Two things:
- I am not a “What if?” person ordinarily. I don’t spend time pondering “What if I’d met HH in seminary?” or “What if we’d accepted that call in ____?”
- I’m not writing this so that you will respond with being sorry my Mom died so young. Yes, it was a life-altering experience and parishioners from those first years after she died still remind me how much I choked up when I was their pastor during prayers and sermons and ordinary conversations. (Romans 8 was a challenge to say out loud even though I believed it.) It’s not the most shattering thing in life to lose your mom when you have a six week old baby. But it was not easy.
Mom would have been 90 years old today.
More to give myself a moment’s indulgence rather than feel sad or sorry for myself, I spent time over the weekend imagining “What if?” What if she were alive today?
I imagine her to be in good enough health to be able to have dinner at her favorite restaurant – The Angus Barn – with her kids and grandkids and all our spouses over the weekend.

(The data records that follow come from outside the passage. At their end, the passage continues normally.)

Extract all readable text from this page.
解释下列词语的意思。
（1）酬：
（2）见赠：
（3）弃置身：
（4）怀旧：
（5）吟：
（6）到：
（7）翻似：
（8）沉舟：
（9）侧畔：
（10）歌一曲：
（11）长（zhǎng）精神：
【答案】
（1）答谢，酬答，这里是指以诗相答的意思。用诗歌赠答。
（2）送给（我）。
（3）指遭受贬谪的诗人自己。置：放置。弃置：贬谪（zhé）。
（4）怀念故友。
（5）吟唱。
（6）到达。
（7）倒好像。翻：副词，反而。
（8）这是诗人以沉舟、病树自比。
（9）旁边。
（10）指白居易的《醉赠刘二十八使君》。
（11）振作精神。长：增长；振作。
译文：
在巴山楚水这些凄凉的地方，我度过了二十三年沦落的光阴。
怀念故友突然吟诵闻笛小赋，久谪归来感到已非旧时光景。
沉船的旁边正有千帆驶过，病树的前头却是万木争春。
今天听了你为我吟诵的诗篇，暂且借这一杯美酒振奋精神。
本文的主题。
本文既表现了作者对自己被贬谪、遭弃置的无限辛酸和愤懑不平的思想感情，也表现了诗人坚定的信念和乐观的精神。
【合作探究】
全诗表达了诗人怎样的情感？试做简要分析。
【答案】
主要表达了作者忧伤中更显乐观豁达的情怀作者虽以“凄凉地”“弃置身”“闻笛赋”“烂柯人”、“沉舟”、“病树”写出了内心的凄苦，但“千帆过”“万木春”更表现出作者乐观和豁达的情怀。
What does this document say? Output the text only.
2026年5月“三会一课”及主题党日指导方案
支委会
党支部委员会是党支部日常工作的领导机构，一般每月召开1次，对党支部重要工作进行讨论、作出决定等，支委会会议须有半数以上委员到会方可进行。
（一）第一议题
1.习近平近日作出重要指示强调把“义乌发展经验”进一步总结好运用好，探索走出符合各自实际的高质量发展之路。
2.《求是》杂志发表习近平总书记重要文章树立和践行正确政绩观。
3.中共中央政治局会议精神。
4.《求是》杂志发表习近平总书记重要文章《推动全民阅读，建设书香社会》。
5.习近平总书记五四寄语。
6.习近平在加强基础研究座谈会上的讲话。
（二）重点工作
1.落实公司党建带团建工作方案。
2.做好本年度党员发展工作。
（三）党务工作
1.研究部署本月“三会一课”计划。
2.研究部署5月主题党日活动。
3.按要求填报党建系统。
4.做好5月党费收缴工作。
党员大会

And Dad – who I imagine would be there at age 93 if she were alive – would need a cane even though he left it in the car because he’s always been that guy.
(He died just after she did of a broken heart. And also non-Hodgkins lymphoma.)
She would have had 13 grandchildren and five great-grandchildren with another one on the way. We would probably have gathered for an exhausting time over at C&C’s in Raleigh – after dinner – with cake and ice cream and all the great-grand babies. SNE would have baked not one but two of Mamaw’s pound cakes. (Big crowd.) SET would have helped her pick out a cute outfit.
We would have laughed hysterically about those times Mom and Dad and Mamaw and Papaw played Rook late into the night with color commentary after each hand. Or the time Mom, C, and I watched Team USA beat Russia in the 1980 Winter Olympics and we lost our minds as if we knew anything about ice hockey. There would be another 35 years worth of stories.
Dad would have commented that Mom’s always been “a jewel.” He would have gotten a little weepy when he said it.
I’d rather have had my mom for only 32 years than have any other mom for a longer lifetime. The truth is that her lifetime was excruciatingly short and her death altered all of our lives. But HH and I try to keep her alive by talking about her and Dad often. I have lunch on her birthday every year with a mom I admire.
If you knew her (she has two surviving siblings, 20 surviving nieces and nephews, and 19 first cousins) I’d love for you to share a memory in the comments. Or just thank God that we all get to know each other.
As the global treasure Nelba Marquez-Greene always says, “God bless especially the grievers.”